Mais uma vez, Roberto decide adoptar uma táctica utilizada por William Wallace, ordenando à sua infantaria para que fossem formadas divisões de lanceiros a pé ou piqueiros que deveriam apontar as suas lanças (estavam ainda munidos com os seus escudos defensivos) em todas as direcções exteriores.
As investidas da cavalaria inglesa, embora apoiada em simultâneo pelos seus arqueiros galeses/ingleses tal como acontecera (embora com sucesso) em Falkirk, não conseguem, desta feita, furar as linhas escocesas. Os poucos cavaleiros que conseguem isoladamente penetrar no seu interior, não conseguem voltar atrás e acabam por perecer esmagados pelos escoceses.
A confusão apodera-se entretanto do campo de batalha. Há cavaleiros ingleses em retirada que chocam com aqueles que avançavam rumo às posições defensivas do adversário. Os seus arqueiros atingem acidentalmente muitos daqueles, quando tentavam visar os piqueiros/lanceiros escoceses.
Aproveitando a desorganização inglesa, muitos seguidores escoceses irrompem pelos bosques e atacam a ala esquerda das tropas inglesas.
Com o exército a desagregar-se, Eduardo II decide retirar-se o mais depressa possível, sendo seguido por vários cavaleiros, mas um número considerável destes foram mortos pelos escoceses que os perseguiram posteriormente. Tal como acontecera em Stirling Bridge (1297), a humilde infantaria escocesa que assentava em piqueiros e lanceiros havia levado novamente a melhor sobre a cavalaria pesada inglesa.
O resultado final não deixa margem para dúvidas: 4 mil escoceses pereceram contra mais de 11 mil ingleses que tombaram na batalha. A derrota inglesa fora portanto estrondosa, porque as baixas somadas em Bannockburn duplicavam aquelas sofridas no desastre de Stirling Bridge diante de William Wallace. Neste episódio bélico, muitos nobres ingleses de renome acabaram por cair em combate:


  • Giles de Argentan - Considerado, na altura, um dos cavaleiros mais reputados da Europa, tendo vencido vários torneios nobiliárquicos. Na batalha de Bannockburn, era responsável pela protecção do rei, estando ambos na retaguarda. Quando o rumo da batalha se tornou desfavorável, Giles de Argentan e Aymer de Valence (este último conde de Pembroke) supervisionaram a retirada, em segurança, do rei Eduardo II, escoltando e abrindo caminho, perante o assédio dos escoceses, para que o soberano inglês pudesse escapar. Com a garantia de que o rei estava já a salvo, Giles de Argentan foi dos poucos que regressou à batalha para tentar inverter o rumo, mas acabou por morrer às mãos das forças de Roberto Bruce.
  • Gilbert de Clare - Conde de Gloucester e Hertford
  • Roberto de Clifford - Barão de Clifford
  • Henry de Bohun - Cavaleiro inglês morto por uma machadada de Roberto Bruce, durante um duelo ocorrido na batalha
  • Edmund de Mauley - Senhor de Ascot
  • Pain Tiptoft - Barão de Tibetot
  • John Lovel - Barão de Lovel
  • Robert de Felton - Barão de Felton
  • William le Marshal - Senhor de Marshal
  • John Comyn IV - Senhor de Badenoch. Herdara o nome do seu pai que fora guardião da Escócia e morto por Robert Bruce na igreja de Dumfries em 1306. Todavia, em 1314, e embora sendo escocês de nascimento (facto então que o distingue dos nomes que acabamos de elencar nesta lista), combateu ao lado dos ingleses contra o responsável pela morte de seu pai, mas acabará igualmente por perecer.

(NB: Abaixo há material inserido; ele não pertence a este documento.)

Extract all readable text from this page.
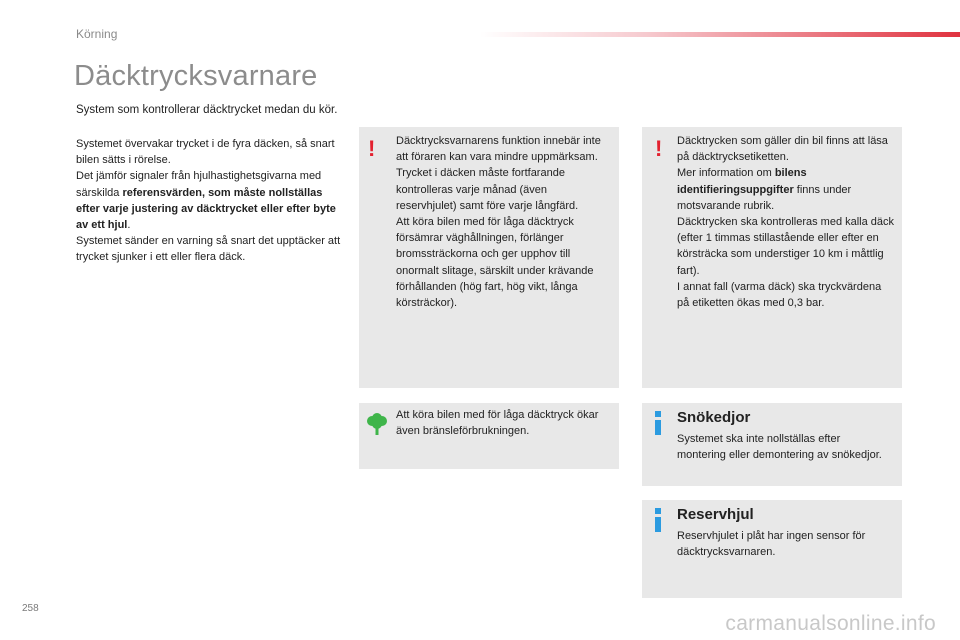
Körning
Däcktrycksvarnare
System som kontrollerar däcktrycket medan du kör.
Systemet övervakar trycket i de fyra däcken, så snart bilen sätts i rörelse.
Det jämför signaler från hjulhastighetsgivarna med särskilda referensvärden, som måste nollställas efter varje justering av däcktrycket eller efter byte av ett hjul.
Systemet sänder en varning så snart det upptäcker att trycket sjunker i ett eller flera däck.
! Däcktrycksvarnarens funktion innebär inte att föraren kan vara mindre uppmärksam.
Trycket i däcken måste fortfarande kontrolleras varje månad (även reservhjulet) samt före varje långfärd.
Att köra bilen med för låga däcktryck försämrar väghållningen, förlänger bromssträckorna och ger upphov till onormalt slitage, särskilt under krävande förhållanden (hög fart, hög vikt, långa körsträckor).
! Däcktrycken som gäller din bil finns att läsa på däcktrycksetiketten.
Mer information om bilens identifieringsuppgifter finns under motsvarande rubrik.
Däcktrycken ska kontrolleras med kalla däck (efter 1 timmas stillastående eller efter en körsträcka som understiger 10 km i måttlig fart).
I annat fall (varma däck) ska tryckvärdena på etiketten ökas med 0,3 bar.
Att köra bilen med för låga däcktryck ökar även bränsleförbrukningen.
Snökedjor
Systemet ska inte nollställas efter montering eller demontering av snökedjor.
Reservhjul
Reservhjulet i plåt har ingen sensor för däcktrycksvarnaren.
258
carmanualsonline.info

É justo mencionar que Roberto Bruce devolveu alguns dos corpos para que as famílias destes cavaleiros pudessem fazer o seu devido luto. Além disso, tratou os cativos de guerra com respeito, libertando-os gradualmente mediante acordos, resgates, trocas de prisioneiros...
A batalha de Bannockburn tornara-se num pesadelo autêntico para os ingleses, o poder de Roberto Bruce cresceu consideravelmente na Escócia e era quase impossível fazer-lhe frente neste preciso momento. Provavelmente, e pouco tempo depois deste combate violento, o Castelo de Stirling cairia automaticamente nas mãos dos escoceses.
É certo que os combates entre ambas as facções prosseguirão nos próximos anos, mas esta vitória representaria um passo crucial rumo ao reconhecimento da independência escocesa. 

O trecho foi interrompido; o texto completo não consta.